E nos géneros (cinematográficos) baterá o ponto, neste filme que, um por um, desafiará todos os clichés. De novo Ciro Guerra: “Sempre que partimos para um novo filme, vamos à procura de formas de fazer diferente, de algo de novo, e sentimos que esta história, que toca alguns aspetos que tocava o filme anterior [O Abraço da Serpente, que contava a história de um explorador alemão que, gravemente doente, procura, no início do século XX a ajuda do o último sobrevivente da tribo dos cohiuanos na sua travessia do Amazonas], pela primeira vez se aproxima do cinema de género – com elementos do western, dos filmes de gangsters, da tragédia grega e com uma relação também com a tradição de Gabriel García Márquez.”
E olhemos para a personagem de Rapayet: “Neste tipo de histórias, seria o tipo que sobe e que se transforma num senhor da droga pela violência. Aqui, quisemos desconstruir ao arco tradicional do protagonista dos filmes de gangsters. Ele é apenas um homem naïf que vai, de uma forma muito naïf, em direção a uma catástrofe com a qual não está preparado para lidar. A dada altura, apercebe-se da desgraça que as suas ações trouxeram ao seu povo e isso afeta-o, assim como os espíritos.”
Não será preciso que chegue o final. Ao quarto canto, já Rapayet estará perdido. “Os espíritos estão ofendidos. Perdemos a nossa alma.

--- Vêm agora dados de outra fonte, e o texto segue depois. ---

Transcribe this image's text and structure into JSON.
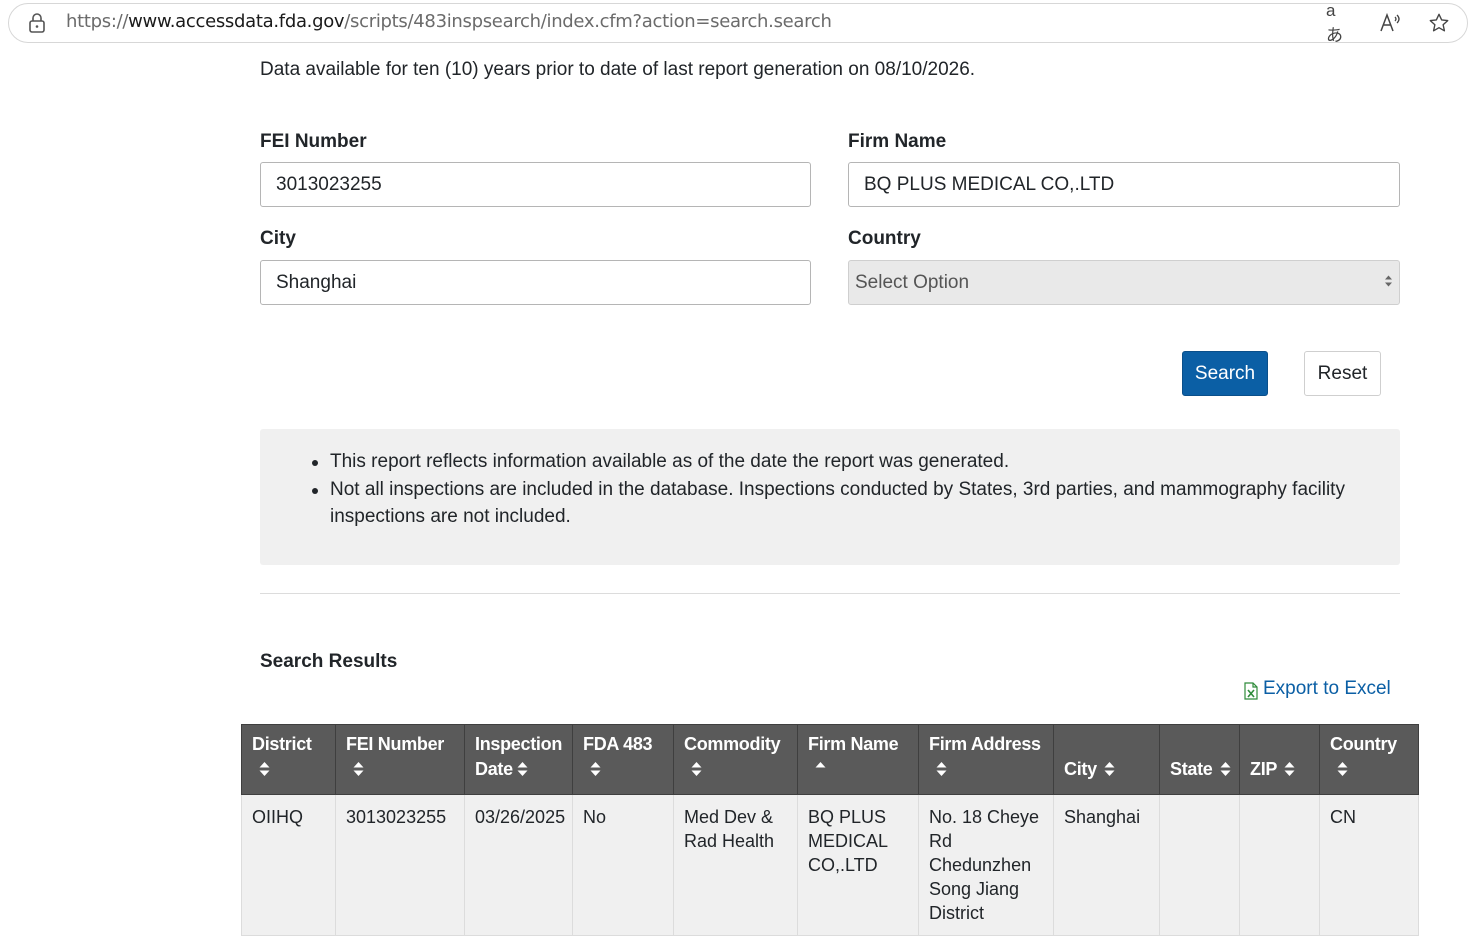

Já nada nos poderá proteger”, dirá. “Queríamos falar sobre este fado, sobre esta tragédia do ser humano”, volta Cristina Gallego, que vem construindo ao longo dos últimos anos carreira como produtora e teve, neste filme que passou no ano passado por Locarno, a sua estreia na realização. “Ao longo dos séculos, os wayuu foram fortes, foram capazes de gerir dinâmicas com vários países – não só com os espanhóis, também com os holandeses, no Caribe. Lidaram com tudo isto, mas esta quantidade de dinheiro [da bonanza marimbera] e a violência são capazes de destruir qualquer coisa, qualquer pessoa, qualquer alma.”